It was during this period that he became interested in anthropology, and after receiving a B.A. in the discipline, became a graduate student of Max Gluckman’s in Manchester. Turner took a position at a research institute founded by Gluckman in Northern Rhodesia (now Zambia), and conducted ethnographic fieldwork among the Ndembu people. His doctoral dissertation, and the early publications based on this fieldwork (including especially Schism and continuity among the Ndembu) remain some of the most sensitively observed and considered ethnographies in the English language, despite the theoretical changes which do not always continue to support aspects of his approach.

Turner’s fascination with ritual (Durkheim and van Gennep), his anti-capitalist political stance (Marx via Gluckman and others), and his clear emphasis on the sense of unity and solidarity created in social groups through ritual (Durkheim and van Gennep) fused in Turner’s work along with an interest in the psychology of anthropology, which he treated by invoking Edward Sapir’s notion of root metaphors. Attributing causality to the metaphors, which structure the social psyche, Turner’s work in many ways represents the beginning of the anthropological subfield of symbolic anthropology.

Turner incorporates other elements of van Gennep’s thought in his notion of the partial and ‘structural’ nature of emic knowledge. Whereas Durkheim did not afford a notion of different social interpretations of a single ritual on the basis of social position or location, van Gennep’s concept of the pivoting of the sacred and its positionality (I may be profane to myself, but sacred to you, and vice-versa, e.g.) finds its way into Turner’s knowledge and his distinction between emic and etic knowledge (which is also a justification of the latter). Individual participants have only partial knowledge of a ritual, determined by their social position and location. By combining multiple positional exegetical interpretations of ritual (insider accounts), Turner argues that the external analysis (etic perspective) can supplement and even surpass the internal knowledge.

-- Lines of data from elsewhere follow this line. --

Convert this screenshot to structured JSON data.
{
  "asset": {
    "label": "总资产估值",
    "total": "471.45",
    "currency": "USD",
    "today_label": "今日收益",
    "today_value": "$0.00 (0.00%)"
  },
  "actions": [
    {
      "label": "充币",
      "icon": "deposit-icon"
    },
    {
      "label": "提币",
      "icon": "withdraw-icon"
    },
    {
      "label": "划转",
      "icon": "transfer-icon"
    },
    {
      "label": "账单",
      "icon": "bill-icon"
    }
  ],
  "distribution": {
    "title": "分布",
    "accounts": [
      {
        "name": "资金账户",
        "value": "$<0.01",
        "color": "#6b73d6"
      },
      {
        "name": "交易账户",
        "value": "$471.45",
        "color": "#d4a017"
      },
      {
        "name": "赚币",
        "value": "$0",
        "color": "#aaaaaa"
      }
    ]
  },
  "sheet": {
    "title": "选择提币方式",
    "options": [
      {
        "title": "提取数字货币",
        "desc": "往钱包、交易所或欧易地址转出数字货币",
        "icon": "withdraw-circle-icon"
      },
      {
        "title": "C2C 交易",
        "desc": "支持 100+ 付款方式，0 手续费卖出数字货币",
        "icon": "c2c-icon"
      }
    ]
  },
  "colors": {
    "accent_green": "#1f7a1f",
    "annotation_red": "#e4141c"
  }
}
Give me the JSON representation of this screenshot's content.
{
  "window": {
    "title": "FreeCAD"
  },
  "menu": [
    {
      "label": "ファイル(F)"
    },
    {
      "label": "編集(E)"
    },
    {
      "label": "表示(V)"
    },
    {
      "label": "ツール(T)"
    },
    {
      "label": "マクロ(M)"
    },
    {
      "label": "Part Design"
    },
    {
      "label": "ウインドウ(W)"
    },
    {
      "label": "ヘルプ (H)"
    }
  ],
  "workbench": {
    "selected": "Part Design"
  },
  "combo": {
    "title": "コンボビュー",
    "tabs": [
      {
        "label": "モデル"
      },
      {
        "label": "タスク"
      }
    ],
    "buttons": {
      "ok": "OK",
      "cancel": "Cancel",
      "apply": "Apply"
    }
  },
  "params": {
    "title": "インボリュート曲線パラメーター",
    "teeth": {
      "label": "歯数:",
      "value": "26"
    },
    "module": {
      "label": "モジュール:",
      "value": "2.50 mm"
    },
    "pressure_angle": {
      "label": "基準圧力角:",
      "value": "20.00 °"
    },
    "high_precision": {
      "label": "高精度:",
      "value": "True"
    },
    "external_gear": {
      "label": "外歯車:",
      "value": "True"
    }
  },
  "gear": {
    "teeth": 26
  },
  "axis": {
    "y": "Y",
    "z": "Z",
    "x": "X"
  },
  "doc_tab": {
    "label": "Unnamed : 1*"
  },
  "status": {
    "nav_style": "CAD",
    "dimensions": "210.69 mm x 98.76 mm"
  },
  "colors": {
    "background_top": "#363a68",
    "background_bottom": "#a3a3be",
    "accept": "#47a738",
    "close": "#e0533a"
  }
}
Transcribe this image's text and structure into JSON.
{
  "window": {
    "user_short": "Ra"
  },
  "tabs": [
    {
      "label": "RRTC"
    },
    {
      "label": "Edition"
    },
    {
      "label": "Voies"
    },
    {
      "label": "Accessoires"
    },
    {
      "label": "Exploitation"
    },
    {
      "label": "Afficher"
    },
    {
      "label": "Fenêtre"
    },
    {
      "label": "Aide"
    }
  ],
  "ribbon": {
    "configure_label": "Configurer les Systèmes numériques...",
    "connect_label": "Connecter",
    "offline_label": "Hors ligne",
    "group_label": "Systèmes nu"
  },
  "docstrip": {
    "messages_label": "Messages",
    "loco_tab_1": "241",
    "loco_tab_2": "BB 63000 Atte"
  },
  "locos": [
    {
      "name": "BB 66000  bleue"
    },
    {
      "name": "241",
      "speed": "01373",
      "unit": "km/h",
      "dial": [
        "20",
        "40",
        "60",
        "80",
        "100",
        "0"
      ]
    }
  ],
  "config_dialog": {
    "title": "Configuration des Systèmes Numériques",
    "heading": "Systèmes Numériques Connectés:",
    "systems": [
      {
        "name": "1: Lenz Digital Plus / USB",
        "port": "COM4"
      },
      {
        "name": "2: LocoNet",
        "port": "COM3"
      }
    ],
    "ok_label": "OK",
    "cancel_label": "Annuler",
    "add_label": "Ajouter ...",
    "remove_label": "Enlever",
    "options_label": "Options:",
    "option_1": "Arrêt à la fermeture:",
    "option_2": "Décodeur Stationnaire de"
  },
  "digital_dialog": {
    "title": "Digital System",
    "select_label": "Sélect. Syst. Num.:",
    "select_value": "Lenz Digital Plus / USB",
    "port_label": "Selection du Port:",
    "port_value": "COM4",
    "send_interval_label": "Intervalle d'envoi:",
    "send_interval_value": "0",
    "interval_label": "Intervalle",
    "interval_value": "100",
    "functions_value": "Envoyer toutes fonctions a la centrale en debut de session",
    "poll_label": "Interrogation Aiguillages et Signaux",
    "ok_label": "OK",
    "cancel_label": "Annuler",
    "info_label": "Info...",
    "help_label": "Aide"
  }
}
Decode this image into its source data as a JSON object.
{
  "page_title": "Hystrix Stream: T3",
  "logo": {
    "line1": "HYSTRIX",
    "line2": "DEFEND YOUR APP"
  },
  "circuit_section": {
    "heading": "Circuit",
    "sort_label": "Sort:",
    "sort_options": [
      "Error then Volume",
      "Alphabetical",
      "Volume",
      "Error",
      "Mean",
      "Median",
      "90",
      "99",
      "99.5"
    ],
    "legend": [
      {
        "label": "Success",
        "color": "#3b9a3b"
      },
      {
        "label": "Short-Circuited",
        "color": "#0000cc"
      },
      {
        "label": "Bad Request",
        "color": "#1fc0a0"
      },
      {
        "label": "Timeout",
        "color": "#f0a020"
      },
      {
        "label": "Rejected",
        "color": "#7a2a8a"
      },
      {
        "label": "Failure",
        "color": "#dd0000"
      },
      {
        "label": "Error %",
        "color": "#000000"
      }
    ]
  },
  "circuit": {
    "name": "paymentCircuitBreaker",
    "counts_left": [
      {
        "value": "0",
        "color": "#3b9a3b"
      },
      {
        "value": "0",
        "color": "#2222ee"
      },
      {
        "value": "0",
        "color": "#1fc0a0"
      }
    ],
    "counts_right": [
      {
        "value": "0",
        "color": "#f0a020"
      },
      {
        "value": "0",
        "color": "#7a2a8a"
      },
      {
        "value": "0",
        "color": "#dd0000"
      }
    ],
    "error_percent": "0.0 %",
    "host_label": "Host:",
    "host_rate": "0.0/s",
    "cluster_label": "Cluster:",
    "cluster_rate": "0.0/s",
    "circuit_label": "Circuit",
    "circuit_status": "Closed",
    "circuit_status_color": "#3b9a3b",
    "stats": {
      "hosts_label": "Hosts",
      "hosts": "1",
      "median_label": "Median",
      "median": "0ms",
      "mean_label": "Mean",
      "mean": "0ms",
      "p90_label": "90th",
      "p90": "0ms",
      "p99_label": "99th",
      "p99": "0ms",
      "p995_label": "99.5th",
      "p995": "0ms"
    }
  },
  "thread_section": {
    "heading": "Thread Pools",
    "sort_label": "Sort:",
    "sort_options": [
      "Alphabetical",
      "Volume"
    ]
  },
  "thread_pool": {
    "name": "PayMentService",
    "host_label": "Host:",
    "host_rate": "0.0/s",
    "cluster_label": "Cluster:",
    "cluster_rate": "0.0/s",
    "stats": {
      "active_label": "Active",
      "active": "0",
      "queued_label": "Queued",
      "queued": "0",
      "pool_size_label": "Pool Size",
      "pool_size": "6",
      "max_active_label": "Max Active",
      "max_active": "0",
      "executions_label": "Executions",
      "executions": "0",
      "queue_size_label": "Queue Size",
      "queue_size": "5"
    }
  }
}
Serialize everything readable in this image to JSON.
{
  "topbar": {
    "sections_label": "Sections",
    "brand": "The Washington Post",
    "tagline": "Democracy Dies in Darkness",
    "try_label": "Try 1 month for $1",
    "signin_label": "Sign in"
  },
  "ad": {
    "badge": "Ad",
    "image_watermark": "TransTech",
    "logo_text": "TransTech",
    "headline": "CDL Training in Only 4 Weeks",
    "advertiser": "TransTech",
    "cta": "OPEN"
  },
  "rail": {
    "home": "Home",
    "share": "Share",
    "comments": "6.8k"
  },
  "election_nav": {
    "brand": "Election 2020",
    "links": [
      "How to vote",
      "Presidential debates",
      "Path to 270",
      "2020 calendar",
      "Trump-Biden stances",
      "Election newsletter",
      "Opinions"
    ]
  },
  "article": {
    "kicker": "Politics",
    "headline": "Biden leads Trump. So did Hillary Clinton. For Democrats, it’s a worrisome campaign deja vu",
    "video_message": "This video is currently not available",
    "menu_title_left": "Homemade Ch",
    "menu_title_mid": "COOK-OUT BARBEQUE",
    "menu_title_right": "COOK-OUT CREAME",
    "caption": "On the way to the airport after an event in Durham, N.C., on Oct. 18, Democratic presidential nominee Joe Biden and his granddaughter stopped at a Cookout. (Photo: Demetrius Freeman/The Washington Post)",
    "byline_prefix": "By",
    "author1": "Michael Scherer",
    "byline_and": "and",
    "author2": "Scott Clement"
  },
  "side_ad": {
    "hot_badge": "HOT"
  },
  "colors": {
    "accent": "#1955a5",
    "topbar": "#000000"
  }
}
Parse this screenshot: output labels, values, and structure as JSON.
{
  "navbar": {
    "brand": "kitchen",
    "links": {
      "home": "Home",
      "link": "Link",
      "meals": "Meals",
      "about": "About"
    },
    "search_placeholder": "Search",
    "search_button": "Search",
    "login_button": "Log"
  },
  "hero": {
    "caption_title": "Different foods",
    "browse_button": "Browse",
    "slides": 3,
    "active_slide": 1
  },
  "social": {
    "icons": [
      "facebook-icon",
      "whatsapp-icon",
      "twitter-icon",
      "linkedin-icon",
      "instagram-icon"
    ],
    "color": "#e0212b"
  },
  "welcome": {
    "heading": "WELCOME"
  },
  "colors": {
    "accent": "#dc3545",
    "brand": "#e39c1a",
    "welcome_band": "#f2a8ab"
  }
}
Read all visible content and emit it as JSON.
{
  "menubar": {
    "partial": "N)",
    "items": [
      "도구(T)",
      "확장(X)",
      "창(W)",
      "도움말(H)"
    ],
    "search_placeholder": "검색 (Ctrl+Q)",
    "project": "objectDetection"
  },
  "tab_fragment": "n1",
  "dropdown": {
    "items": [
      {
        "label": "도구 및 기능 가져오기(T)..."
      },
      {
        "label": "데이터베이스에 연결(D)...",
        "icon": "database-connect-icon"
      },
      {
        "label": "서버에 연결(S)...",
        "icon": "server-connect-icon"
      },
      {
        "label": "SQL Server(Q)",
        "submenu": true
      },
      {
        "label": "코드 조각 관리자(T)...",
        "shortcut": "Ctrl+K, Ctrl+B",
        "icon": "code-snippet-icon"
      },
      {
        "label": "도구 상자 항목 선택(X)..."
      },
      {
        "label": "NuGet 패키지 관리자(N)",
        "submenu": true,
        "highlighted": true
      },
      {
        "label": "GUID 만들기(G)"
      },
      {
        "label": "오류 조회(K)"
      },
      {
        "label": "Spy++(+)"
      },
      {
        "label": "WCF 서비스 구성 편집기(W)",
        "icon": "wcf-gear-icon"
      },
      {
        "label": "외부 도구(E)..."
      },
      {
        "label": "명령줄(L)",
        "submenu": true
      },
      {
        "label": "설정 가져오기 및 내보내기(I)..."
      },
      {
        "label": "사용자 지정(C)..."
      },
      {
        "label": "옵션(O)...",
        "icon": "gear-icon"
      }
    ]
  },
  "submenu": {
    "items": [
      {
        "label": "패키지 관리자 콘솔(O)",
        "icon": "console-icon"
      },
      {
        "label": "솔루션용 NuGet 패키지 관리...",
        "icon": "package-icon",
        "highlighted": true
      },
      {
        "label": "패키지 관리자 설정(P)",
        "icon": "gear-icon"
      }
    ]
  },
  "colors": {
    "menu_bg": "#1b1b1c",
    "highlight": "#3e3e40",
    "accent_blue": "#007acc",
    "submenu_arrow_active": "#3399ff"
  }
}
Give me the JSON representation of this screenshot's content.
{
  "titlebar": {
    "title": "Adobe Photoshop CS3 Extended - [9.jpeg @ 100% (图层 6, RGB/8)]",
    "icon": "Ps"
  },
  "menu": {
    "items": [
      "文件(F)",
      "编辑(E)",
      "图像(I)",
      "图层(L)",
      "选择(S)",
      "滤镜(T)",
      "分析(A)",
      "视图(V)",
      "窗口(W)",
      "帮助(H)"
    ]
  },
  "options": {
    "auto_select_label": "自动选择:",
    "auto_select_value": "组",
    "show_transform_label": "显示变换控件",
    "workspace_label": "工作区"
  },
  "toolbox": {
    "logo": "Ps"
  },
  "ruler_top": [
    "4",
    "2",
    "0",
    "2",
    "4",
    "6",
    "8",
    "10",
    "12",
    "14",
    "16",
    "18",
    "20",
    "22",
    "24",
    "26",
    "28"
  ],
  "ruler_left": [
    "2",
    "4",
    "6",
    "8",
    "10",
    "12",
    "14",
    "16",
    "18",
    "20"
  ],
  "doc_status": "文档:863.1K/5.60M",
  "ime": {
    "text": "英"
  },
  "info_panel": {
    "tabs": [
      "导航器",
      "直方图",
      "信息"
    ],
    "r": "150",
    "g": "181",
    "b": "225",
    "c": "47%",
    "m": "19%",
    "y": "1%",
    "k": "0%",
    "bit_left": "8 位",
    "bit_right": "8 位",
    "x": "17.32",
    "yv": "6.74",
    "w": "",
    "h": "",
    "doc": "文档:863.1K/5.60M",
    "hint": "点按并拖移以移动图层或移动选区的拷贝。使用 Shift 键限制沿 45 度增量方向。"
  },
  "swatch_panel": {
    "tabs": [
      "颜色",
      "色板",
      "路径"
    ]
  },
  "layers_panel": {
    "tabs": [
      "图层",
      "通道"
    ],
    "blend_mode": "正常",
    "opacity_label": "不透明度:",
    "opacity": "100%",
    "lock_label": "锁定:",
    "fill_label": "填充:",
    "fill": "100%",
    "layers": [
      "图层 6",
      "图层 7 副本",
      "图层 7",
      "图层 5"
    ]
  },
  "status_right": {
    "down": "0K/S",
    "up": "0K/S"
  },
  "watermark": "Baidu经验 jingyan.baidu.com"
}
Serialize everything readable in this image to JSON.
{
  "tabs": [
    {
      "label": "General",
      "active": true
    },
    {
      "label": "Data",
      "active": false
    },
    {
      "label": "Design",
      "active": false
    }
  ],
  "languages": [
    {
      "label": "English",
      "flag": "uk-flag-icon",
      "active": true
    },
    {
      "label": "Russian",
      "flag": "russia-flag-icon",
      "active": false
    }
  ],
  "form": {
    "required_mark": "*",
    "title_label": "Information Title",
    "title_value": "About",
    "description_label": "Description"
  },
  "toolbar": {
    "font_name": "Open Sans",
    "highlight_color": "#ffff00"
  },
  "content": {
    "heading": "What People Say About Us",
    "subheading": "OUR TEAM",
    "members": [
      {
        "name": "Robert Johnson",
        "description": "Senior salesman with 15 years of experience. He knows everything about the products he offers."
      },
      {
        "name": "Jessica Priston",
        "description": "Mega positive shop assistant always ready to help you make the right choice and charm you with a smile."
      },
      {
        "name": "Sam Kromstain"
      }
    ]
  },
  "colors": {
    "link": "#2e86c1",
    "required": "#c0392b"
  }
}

Turner’s marxist genealogy is found largely in his very un-Durkheimian focus on conflict. As early as his work Schism and continuity in Ndembu society, Turner was introducing a radical focus on conflict and the role of ritual in managing conflict to preserve unity. The focus on conflict is largely Marxian, while the focus on ritual’s role in managing it descends both from Marx, in that ritual which constrains just conflict on the part of the oppressed can be seen as a ideological tool of the ruling class, and Durkheim, in that the redressive effect of ritual preserves social unity. In Turner’s work, this achieves its clearest theoretical exemplification in his theory of ritual as social drama, responding to a conflict or crisis which it then resolves.

In later years, after teaching the United States at Stanford, Cornell, and ending at the University of Chicago, Turner converted to Catholicism, a personal decision accompanied by vituperative criticism from many of his long-time colleagues and comrades, who felt – occasionally with some justification, sometimes without – that his personal conversion meant he had lost his credentials as an analyst and critic of religion, rather than as merely a ‘purveyor’ and ‘describer’ of it.

Today (2010), Turner’s work is treated in an oscillation between moments of severe criticism and recuperation. Turner’s work remains of interest outside of anthropology primarily because of his ideas of liminality, which have been adopted by performance studies, gender studies, and continues to play a role in ritual studies, though heavily critiqued and qualified.